Il suit également avec attention les suite de l’Assemblée mondiale de Citoyens à Lille en 2001. En 1988, un groupe international de réflexion, le groupe de Vézelay avait lancé un appel pour les Etats Généraux de la planète et préparer des propositions pour le 21ème siècle. Cet appel fait naître en 1994 l’Alliance pour un monde responsable et solidaire, qui organisera l’Assemblée mondiale de Citoyens qui vise à construire la mondialisation de la citoyenneté, en créant un espace mondial de dialogue et de réflexion. L’Alliance est fortement soutenue par la Fondation Charles Léopold Mayer pour le Progrès de l’Homme (FPH) et son directeur, Pierre Calame.
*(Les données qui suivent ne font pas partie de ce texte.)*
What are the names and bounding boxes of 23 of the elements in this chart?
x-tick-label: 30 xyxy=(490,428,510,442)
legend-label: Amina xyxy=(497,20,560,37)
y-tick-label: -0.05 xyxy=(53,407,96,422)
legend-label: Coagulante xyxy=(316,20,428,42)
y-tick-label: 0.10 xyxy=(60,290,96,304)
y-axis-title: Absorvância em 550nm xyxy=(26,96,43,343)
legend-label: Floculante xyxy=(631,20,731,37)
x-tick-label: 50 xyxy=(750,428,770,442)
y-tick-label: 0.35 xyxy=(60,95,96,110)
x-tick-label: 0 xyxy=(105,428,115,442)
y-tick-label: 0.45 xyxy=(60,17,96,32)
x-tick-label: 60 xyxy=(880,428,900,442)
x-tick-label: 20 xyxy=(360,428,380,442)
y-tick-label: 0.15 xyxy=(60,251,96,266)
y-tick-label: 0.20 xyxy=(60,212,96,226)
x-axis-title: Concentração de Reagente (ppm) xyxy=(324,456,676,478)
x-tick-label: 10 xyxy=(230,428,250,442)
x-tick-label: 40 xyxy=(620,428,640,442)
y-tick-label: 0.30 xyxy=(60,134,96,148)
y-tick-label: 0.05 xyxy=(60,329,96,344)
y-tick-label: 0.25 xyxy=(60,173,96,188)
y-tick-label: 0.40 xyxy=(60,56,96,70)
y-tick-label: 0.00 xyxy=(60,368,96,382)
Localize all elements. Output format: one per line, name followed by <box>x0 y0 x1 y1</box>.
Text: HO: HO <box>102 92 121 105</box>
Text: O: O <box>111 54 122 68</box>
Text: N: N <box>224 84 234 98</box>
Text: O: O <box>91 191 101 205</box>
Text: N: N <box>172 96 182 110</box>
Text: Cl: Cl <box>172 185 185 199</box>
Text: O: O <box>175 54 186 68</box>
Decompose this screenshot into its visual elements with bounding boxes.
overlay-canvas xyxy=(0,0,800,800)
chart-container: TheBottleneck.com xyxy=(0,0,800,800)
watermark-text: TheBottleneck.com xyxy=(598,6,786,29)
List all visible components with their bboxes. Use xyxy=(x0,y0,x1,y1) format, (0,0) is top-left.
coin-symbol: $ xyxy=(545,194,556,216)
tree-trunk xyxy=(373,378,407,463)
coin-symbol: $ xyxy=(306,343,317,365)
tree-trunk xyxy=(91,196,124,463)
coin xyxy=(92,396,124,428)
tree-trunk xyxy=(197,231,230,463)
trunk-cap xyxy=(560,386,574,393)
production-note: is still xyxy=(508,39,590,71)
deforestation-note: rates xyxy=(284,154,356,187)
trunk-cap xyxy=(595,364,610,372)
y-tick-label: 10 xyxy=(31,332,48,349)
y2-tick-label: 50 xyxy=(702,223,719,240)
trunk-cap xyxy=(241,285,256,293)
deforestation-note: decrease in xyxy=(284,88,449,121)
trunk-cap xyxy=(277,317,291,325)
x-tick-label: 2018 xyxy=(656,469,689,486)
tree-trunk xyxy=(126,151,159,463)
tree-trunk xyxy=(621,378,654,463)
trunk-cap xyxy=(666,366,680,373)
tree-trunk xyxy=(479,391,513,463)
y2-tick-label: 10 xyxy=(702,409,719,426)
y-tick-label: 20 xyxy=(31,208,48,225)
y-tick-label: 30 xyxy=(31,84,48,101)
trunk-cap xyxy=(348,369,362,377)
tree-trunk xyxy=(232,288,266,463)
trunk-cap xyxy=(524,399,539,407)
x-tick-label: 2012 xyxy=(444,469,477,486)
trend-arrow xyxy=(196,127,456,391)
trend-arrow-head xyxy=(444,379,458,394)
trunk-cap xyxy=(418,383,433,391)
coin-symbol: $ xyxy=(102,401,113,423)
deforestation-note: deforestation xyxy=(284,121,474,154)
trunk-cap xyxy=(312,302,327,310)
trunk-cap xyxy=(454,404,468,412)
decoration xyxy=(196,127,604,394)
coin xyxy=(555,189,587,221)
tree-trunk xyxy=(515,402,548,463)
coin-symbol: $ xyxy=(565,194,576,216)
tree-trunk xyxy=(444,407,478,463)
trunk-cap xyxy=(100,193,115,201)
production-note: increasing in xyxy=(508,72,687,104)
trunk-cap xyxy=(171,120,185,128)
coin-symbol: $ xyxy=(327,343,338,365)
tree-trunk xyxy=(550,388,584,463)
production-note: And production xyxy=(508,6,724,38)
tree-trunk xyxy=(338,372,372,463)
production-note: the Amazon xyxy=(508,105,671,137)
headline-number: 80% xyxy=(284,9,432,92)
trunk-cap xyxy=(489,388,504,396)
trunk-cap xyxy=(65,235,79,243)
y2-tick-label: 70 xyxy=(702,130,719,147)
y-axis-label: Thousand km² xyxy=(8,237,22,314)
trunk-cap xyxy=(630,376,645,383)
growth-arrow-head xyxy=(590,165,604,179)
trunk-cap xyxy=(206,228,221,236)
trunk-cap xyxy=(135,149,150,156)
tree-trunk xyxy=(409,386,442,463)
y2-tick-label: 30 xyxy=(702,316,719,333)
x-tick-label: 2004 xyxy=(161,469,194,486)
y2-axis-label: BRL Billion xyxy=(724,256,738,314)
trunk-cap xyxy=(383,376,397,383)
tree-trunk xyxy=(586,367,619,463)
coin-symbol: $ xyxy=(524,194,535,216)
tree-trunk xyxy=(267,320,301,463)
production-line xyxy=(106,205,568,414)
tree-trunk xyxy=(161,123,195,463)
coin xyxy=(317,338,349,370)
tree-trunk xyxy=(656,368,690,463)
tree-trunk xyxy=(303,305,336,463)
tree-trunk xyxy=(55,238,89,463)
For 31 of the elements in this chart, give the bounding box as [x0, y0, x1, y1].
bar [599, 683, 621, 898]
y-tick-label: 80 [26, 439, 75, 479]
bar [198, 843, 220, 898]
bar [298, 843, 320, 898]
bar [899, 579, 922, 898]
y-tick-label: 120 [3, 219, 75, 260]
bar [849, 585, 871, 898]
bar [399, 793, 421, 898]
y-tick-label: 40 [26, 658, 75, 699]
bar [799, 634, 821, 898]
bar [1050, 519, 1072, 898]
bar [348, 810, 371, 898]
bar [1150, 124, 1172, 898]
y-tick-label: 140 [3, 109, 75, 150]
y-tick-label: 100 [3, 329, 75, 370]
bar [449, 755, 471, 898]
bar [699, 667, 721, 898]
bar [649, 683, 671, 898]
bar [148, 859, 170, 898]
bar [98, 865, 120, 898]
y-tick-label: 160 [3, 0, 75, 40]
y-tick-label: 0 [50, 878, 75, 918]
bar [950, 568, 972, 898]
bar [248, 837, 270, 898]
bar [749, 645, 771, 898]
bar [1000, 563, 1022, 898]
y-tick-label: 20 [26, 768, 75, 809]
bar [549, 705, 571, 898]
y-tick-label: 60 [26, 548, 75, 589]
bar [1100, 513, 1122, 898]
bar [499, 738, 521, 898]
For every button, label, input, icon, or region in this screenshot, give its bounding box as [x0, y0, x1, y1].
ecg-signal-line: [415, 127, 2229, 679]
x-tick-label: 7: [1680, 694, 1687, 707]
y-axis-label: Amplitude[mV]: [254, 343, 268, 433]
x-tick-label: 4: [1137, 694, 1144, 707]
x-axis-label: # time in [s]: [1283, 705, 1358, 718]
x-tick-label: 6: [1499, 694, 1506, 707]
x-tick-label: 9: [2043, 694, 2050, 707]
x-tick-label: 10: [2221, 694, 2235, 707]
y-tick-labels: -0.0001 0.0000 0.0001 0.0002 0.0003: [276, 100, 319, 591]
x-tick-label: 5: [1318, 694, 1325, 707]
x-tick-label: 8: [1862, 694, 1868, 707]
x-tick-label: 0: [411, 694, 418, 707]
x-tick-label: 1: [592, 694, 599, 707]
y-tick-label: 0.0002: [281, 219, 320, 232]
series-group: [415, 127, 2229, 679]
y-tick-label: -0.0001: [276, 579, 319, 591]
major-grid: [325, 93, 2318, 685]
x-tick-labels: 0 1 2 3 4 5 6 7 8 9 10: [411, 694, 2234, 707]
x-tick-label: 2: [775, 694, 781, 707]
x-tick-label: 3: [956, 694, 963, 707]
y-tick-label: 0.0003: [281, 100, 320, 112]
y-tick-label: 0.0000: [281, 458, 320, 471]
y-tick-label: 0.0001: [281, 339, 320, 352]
Pour Jean Rossiaud, les intuitions et les ambitions de l’Alliance et de l’Assemblée mondiale de Citoyens préfigure grandement  – à l’instar également des processus engendrés par le Helsinki Citizens Assembly – ce qui se donnera à observer dans les Forums sociaux mondiaux. Jean Rossiaud intègre le Conseil de la FPH en 2007. En 2009, il entre en contact avec Gustavo Marin, qui lui demande au nom du Forum pour une nouvelle gouvernance mondiale (FnGM) d’écrire un cahier de proposition sur le thème « Mouvements sociaux et gouvernance mondiale ». Le Cahier Qui gouverne le monde ? Pour un mouvement démocratique cosmopolitaire, sort en 2012 et est discuté au Forum social mondial de Tunis en mars 2013. En avril 2013, Jean Rossiaud intègre le Forum pour une nouvelle gouvernance mondiale (FnGM) en tant que coordinateur aux côtés de Gustavo Marin et d’Arnaud Blin. Il est, depuis mai 2015, co-directeur du FnGM.

En septembre 2007, soit durant son mandat de conseiller politique de Sandrine Salerno fraîchement élue à la Mairie de Genève, Jean Rossiaud organise un cycle de conférences à l’Université de Genève sur le thème « Genève et la gouvernance mondiale ».